With her aunt, she dropped into Mountaintop, Milesburg and Bellefonte businesses. It didn’t take long for her to drum up more support.
“All the businesses were really impressed,” Luanna Dudish said.
Tanisha was on a roll. She printed leaflets for the July 16 bash on fluorescent-colored paper.
She secured hot dogs, sloppy joes and drinks. She made thank you posters.
To arrange entertainment, she didn’t book a pricey DJ.
She reached out to a friend.
Riley Roth, a local girl and Nashville singer-songwriter, performs at the Snow Shoe Fall Festival. In her first music video, she had cast Tanisha for a part.
Roth did her own part for Dale, singing for about an hour at the July 16 party.
Others pitched in. A Mountaintop women’s club joined Betty Lou Dudish and Sue Myers, Tanisha’s paternal grandmother, in baking goodies for sale.
Daughenbaugh Funeral Home in Snow Shoe chipped in a donation — just one example of the widespread local support for Dale’s swim party.
“Snow Shoe is so good at raising money when someone needs it, really good at helping,” Luanna Dudish said.
But it took one girl clutching a red folder to draw about 60 guests at $5 per head, including the woman who won a cash prize but donated her windfall to the cause.
“I was surprised,” Tanisha’s mother said about the party thrown together in less than three weeks, “but Tanisha does have a big heart where she would do anything for anybody.”

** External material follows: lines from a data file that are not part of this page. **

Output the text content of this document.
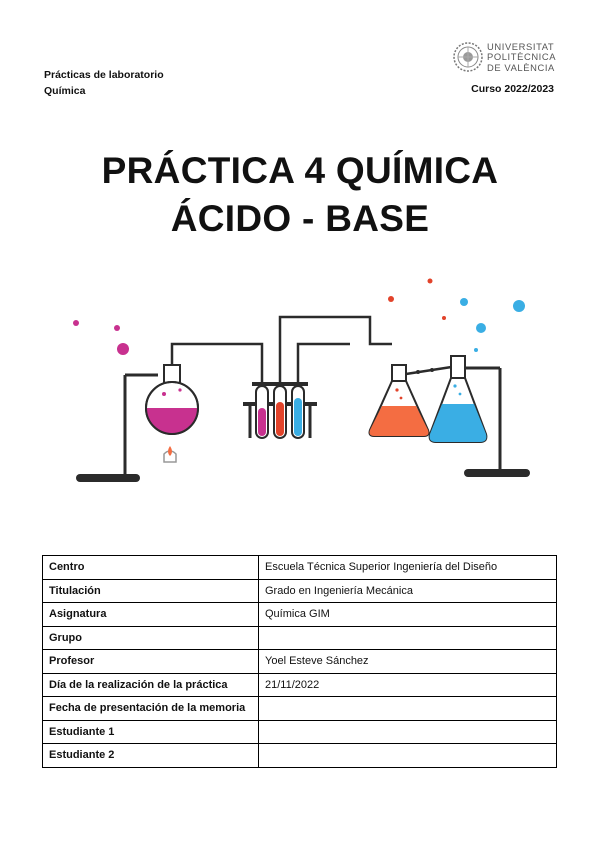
Prácticas de laboratorio
Química
UNIVERSITAT
POLITÈCNICA
DE VALÈNCIA
Curso 2022/2023
PRÁCTICA 4 QUÍMICA
ÁCIDO - BASE
Centro	Escuela Técnica Superior Ingeniería del Diseño
Titulación	Grado en Ingeniería Mecánica
Asignatura	Química GIM
Grupo	
Profesor	Yoel Esteve Sánchez
Día de la realización de la práctica	21/11/2022
Fecha de presentación de la memoria	
Estudiante 1	
Estudiante 2	
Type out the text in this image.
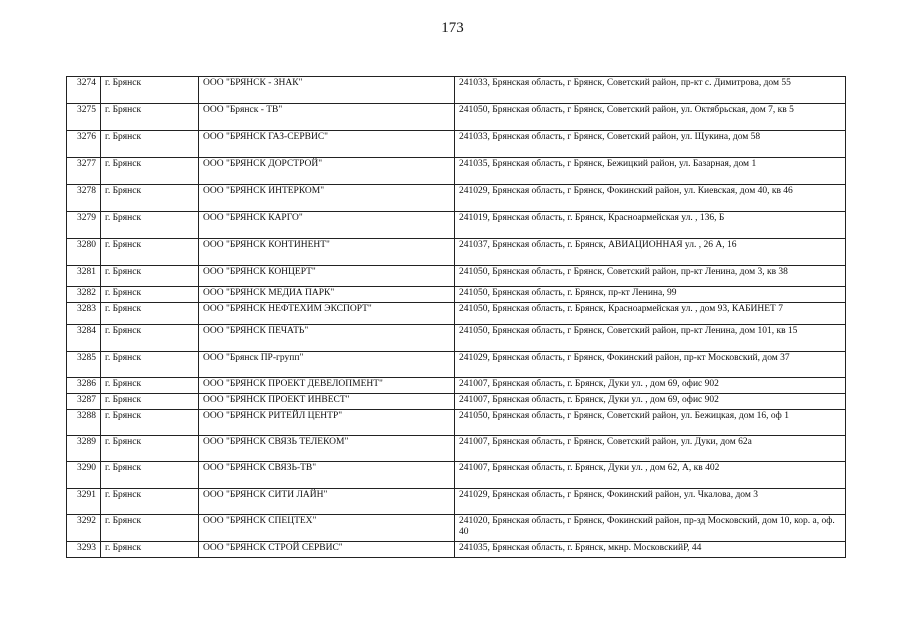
173
3274	г. Брянск	ООО "БРЯНСК - ЗНАК"	241033, Брянская область, г Брянск, Советский район, пр-кт с. Димитрова, дом 55
3275	г. Брянск	ООО "Брянск - ТВ"	241050, Брянская область, г Брянск, Советский район, ул. Октябрьская, дом 7, кв 5
3276	г. Брянск	ООО "БРЯНСК ГАЗ-СЕРВИС"	241033, Брянская область, г Брянск, Советский район, ул. Щукина, дом 58
3277	г. Брянск	ООО "БРЯНСК ДОРСТРОЙ"	241035, Брянская область, г Брянск, Бежицкий район, ул. Базарная, дом 1
3278	г. Брянск	ООО "БРЯНСК ИНТЕРКОМ"	241029, Брянская область, г Брянск, Фокинский район, ул. Киевская, дом 40, кв 46
3279	г. Брянск	ООО "БРЯНСК КАРГО"	241019, Брянская область, г. Брянск, Красноармейская ул. , 136, Б
3280	г. Брянск	ООО "БРЯНСК КОНТИНЕНТ"	241037, Брянская область, г. Брянск, АВИАЦИОННАЯ ул. , 26 А, 16
3281	г. Брянск	ООО "БРЯНСК КОНЦЕРТ"	241050, Брянская область, г Брянск, Советский район, пр-кт Ленина, дом 3, кв 38
3282	г. Брянск	ООО "БРЯНСК МЕДИА ПАРК"	241050, Брянская область, г. Брянск, пр-кт Ленина, 99
3283	г. Брянск	ООО "БРЯНСК НЕФТЕХИМ ЭКСПОРТ"	241050, Брянская область, г. Брянск, Красноармейская ул. , дом 93, КАБИНЕТ 7
3284	г. Брянск	ООО "БРЯНСК ПЕЧАТЬ"	241050, Брянская область, г Брянск, Советский район, пр-кт Ленина, дом 101, кв 15
3285	г. Брянск	ООО "Брянск ПР-групп"	241029, Брянская область, г Брянск, Фокинский район, пр-кт Московский, дом 37
3286	г. Брянск	ООО "БРЯНСК ПРОЕКТ ДЕВЕЛОПМЕНТ"	241007, Брянская область, г. Брянск, Дуки ул. , дом 69, офис 902
3287	г. Брянск	ООО "БРЯНСК ПРОЕКТ ИНВЕСТ"	241007, Брянская область, г. Брянск, Дуки ул. , дом 69, офис 902
3288	г. Брянск	ООО "БРЯНСК РИТЕЙЛ ЦЕНТР"	241050, Брянская область, г Брянск, Советский район, ул. Бежицкая, дом 16, оф 1
3289	г. Брянск	ООО "БРЯНСК СВЯЗЬ ТЕЛЕКОМ"	241007, Брянская область, г Брянск, Советский район, ул. Дуки, дом 62а
3290	г. Брянск	ООО "БРЯНСК СВЯЗЬ-ТВ"	241007, Брянская область, г. Брянск, Дуки ул. , дом 62, А, кв 402
3291	г. Брянск	ООО "БРЯНСК СИТИ ЛАЙН"	241029, Брянская область, г Брянск, Фокинский район, ул. Чкалова, дом 3
3292	г. Брянск	ООО "БРЯНСК СПЕЦТЕХ"	241020, Брянская область, г Брянск, Фокинский район, пр-зд Московский, дом 10, кор. а, оф. 40
3293	г. Брянск	ООО "БРЯНСК СТРОЙ СЕРВИС"	241035, Брянская область, г. Брянск, мкнр. МосковскийР, 44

“In a way I was surprised, but in a way, I wasn’t because she would step up and do what she needed to do for a friend.”
Tanisha even waited for Dale to shed her leg cast before scheduling the party so that the guest of honor could splash around.
At the end, they popped out of the pool and together counted the day’s initial take: $1,203. A final donation and $500 from the HOPE Foundation pushed the gift to more than $1,800 for the overjoyed Dyke family.
“I want to give a HUGE thank you to everyone coming out tonight to Dale’s fundraiser,” Robyn Dyke wrote on Facebook.
Tanisha didn’t want to talk about her accomplishment.
That’s fine; her actions speak for themselves — a shining example of altruism impressive from any adult, let alone a normally reserved 7th-grader.
“I am so proud of her,” her mother said, “especially how shy she can be, that she did it all herself.”